Linux client is easy to use and worked well in my limited testing on Linux Mint 17.3.
- 10 GB of free storage, extendable up to 20 GB
- A good working Linux client with GUI
- Encryption is a premium feature
Russian internet giant Yandex has everything that Google has. A search engine, analytics and webmaster tool, email, web browser and cloud storage service.
Yandex Disk offers 10 GB of free cloud storage on sign up. It has native clients for multiple platforms, including Linux. However, the official Linux client is only command line. You can get unofficial GUI client for Yandex disk though.

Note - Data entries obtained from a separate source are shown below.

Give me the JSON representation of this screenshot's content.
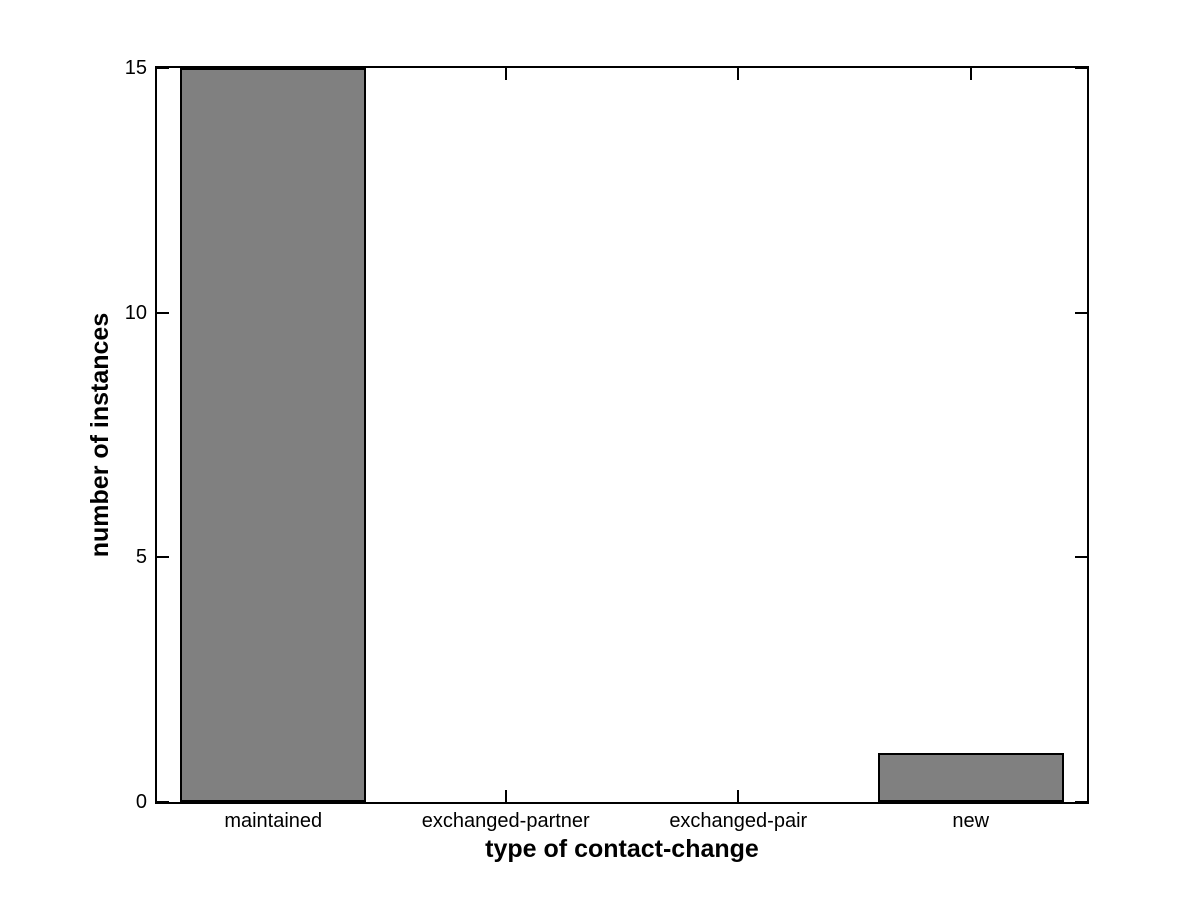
{
  "chart_data": {
    "type": "bar",
    "categories": [
      "maintained",
      "exchanged-partner",
      "exchanged-pair",
      "new"
    ],
    "values": [
      15,
      0,
      0,
      1
    ],
    "title": "",
    "xlabel": "type of contact-change",
    "ylabel": "number of instances",
    "ylim": [
      0,
      15
    ],
    "yticks": [
      0,
      5,
      10,
      15
    ],
    "ytick_labels": [
      "0",
      "5",
      "10",
      "15"
    ],
    "bar_width_fraction": 0.8,
    "bar_fill_color": "#808080",
    "bar_edge_color": "#000000",
    "axis_color": "#000000",
    "background_color": "#ffffff",
    "grid": false,
    "legend": null
  }
}
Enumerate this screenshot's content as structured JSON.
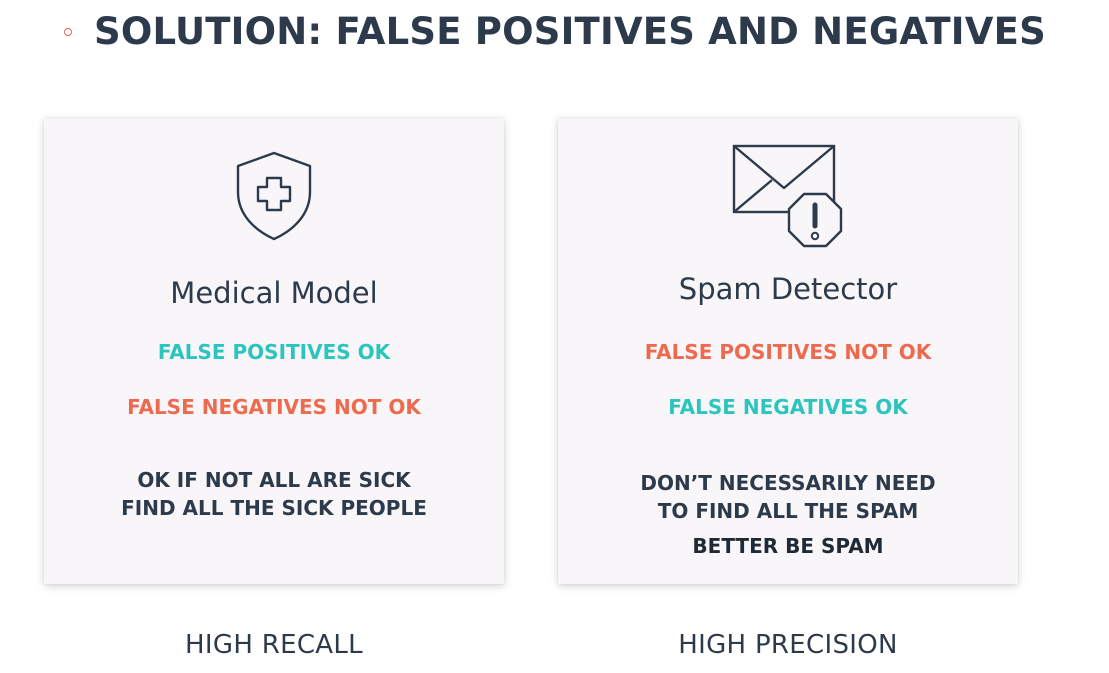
{
  "slide": {
    "title": "SOLUTION: FALSE POSITIVES AND NEGATIVES",
    "accent_color": "#e06a5a"
  },
  "cards": [
    {
      "icon": "medical-shield-icon",
      "title": "Medical Model",
      "false_positives": "FALSE POSITIVES OK",
      "false_negatives": "FALSE NEGATIVES NOT OK",
      "note_lines": [
        "OK IF NOT ALL ARE SICK",
        "FIND ALL THE SICK PEOPLE"
      ],
      "footer": "HIGH RECALL"
    },
    {
      "icon": "spam-mail-alert-icon",
      "title": "Spam Detector",
      "false_positives": "FALSE POSITIVES NOT OK",
      "false_negatives": "FALSE NEGATIVES OK",
      "note_lines": [
        "DON’T NECESSARILY NEED",
        "TO FIND ALL THE SPAM",
        "BETTER BE SPAM"
      ],
      "footer": "HIGH PRECISION"
    }
  ],
  "colors": {
    "ok": "#2cc5bd",
    "not_ok": "#ee6a4f",
    "text": "#2c3a4b",
    "card_bg": "#f8f6f9"
  }
}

File sharing via links is available as along with other standard cloud storage feature.
- 10 GB of free storage, extendable up to 20 GB via referrals.
- Only command line client available
Honorable and deliberate omissions
I have deliberately skipped Dropbox, SpiderOak from the list. Dropbox is excellent for Linux but the free storage is limited to 2 GB. Over the past several years, I have managed to increase it to over 21 GB, but that’s another story.
SpiderOak also provides only 2 GB of free storage and you cannot access it in a web browser.
OwnCloud needs its own server and set-up and thus it is not everyone’s cup of tea. And it certainly doesn’t fit the criteria of a typical cloud service.
If you ask me what I am going to use in place of Copy, my answer is Mega. It has plenty of free cloud storage and a great Linux desktop client. What is your choice among this list of best cloud storage services for Linux? Which one do you prefer?